- Huangjin Location in Guangxi
- Coordinates: 24°57′40″N 108°54′50″E﻿ / ﻿24.96111°N 108.91389°E
- Country: People's Republic of China
- Autonomous region: Guangxi
- Prefecture-level city: Hechi
- Autonomous county: Luocheng Mulao Autonomous County
- Incorporated (township): 1984
- Designated (town): 1994

Area
- • Total: 176.39 km^{2} (68.10 sq mi)

Population (2019)
- • Total: 24,940
- • Density: 141.4/km^{2} (366.2/sq mi)
- Time zone: UTC+08:00 (China Standard)
- Area code: 0778
- Geocode: 546411

Chinese name
- Simplified Chinese: 黄金镇
- Traditional Chinese: 黃金鎮
- Literal meaning: Gold Town

Standard Mandarin
- Hanyu Pinyin: Huángjīn Zhèn

= Huangjin, Guangxi =

Huangjin (黄金镇) is a town in Luocheng Mulao Autonomous County, Guangxi, China. As of the 2019 census it had a population of 24,940 and an area of 176.39 km2.

==Etymology==
The town's name "Huangjin" literally translates to "gold", a name received as the region once produced gold in ancient times.
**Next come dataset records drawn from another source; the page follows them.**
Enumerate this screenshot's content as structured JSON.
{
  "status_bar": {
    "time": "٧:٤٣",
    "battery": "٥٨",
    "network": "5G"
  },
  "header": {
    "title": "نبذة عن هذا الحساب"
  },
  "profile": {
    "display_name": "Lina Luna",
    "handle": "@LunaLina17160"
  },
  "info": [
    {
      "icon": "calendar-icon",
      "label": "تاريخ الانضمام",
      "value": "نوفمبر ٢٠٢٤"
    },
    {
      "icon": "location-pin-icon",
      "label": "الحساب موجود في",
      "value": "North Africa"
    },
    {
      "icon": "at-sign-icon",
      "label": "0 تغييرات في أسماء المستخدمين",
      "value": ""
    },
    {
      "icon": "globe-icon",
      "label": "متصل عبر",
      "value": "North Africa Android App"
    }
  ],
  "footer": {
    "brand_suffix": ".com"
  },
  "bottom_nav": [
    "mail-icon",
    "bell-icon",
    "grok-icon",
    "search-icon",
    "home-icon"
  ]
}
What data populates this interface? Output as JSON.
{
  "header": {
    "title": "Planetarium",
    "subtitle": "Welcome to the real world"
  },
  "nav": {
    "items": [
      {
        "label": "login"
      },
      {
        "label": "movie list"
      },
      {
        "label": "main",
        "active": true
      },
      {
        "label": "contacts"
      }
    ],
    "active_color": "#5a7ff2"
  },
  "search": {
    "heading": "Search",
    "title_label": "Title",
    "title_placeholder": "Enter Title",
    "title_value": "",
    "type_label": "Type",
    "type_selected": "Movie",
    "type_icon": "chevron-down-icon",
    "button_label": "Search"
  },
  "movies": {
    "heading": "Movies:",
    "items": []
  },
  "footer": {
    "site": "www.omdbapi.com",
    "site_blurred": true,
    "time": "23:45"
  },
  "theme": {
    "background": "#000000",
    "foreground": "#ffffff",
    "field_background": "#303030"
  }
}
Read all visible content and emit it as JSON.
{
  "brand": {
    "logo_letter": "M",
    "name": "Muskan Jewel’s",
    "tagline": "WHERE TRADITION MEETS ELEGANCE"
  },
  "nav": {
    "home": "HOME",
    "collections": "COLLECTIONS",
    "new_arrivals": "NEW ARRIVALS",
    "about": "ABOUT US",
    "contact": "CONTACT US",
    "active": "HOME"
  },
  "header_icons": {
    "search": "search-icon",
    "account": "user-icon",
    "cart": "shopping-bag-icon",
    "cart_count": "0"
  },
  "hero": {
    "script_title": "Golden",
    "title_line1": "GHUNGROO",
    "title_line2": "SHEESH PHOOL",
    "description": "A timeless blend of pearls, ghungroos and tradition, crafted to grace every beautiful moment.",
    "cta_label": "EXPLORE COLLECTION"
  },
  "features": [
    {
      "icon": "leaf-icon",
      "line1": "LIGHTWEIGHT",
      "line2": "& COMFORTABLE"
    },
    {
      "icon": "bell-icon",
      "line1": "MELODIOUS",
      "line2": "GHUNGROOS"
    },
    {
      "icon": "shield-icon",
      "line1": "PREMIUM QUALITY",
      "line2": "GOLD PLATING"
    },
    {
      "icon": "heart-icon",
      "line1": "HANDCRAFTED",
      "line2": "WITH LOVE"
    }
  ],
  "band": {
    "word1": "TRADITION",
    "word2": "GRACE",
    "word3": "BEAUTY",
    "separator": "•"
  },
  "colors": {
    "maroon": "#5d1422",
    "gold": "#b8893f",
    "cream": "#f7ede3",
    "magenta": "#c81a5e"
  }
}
==Administrative division==
As of 2021, the town is divided into one community and seven villages:
- Huangjin Community (黄金社区)
- Simen (寺门村)
- Baoju (宝聚村)
- Zhaibei (寨碑村)
- Zhaidao (寨道村)
- Yihe (义和村)
- Beisheng (北盛村)
- Youdong (友洞村)

==History==
Huangjin District (黄金区) was founded in 1925 during the Republic of China.

In 1958, the region split into two communes: Simen People's Commune (寺门人民公社) and Huangjin People's Commune (黄金人民公社), and Simen People's Commune merged into Huangjin People's Commune four years later. Its name was changed to Huangjin Township (黄金乡) in October 1984 and it was upgraded to a town in 1993.

==Geography==
It lies at the northeast of Luocheng Mulao Autonomous County, bordering Qiaoshan Township to the west, the town of Dongmen to the south, Baotan Township to the north, and the town of Long'an to the east.

The highest point in the town is Qingming Mountain (青明山) which stands 1458 m above sea level.

There are two rivers flow through the town: Wuyang River (武阳江) and Huangjin River (黄金大河).

==Economy==
The town's economy is based on agriculture and animal husbandry. Significant crops include rice and corn. Sugarcane, peanut, rape are the economic plants of this region.

==Demographics==

The 2019 census reported the town had a population of 24,940.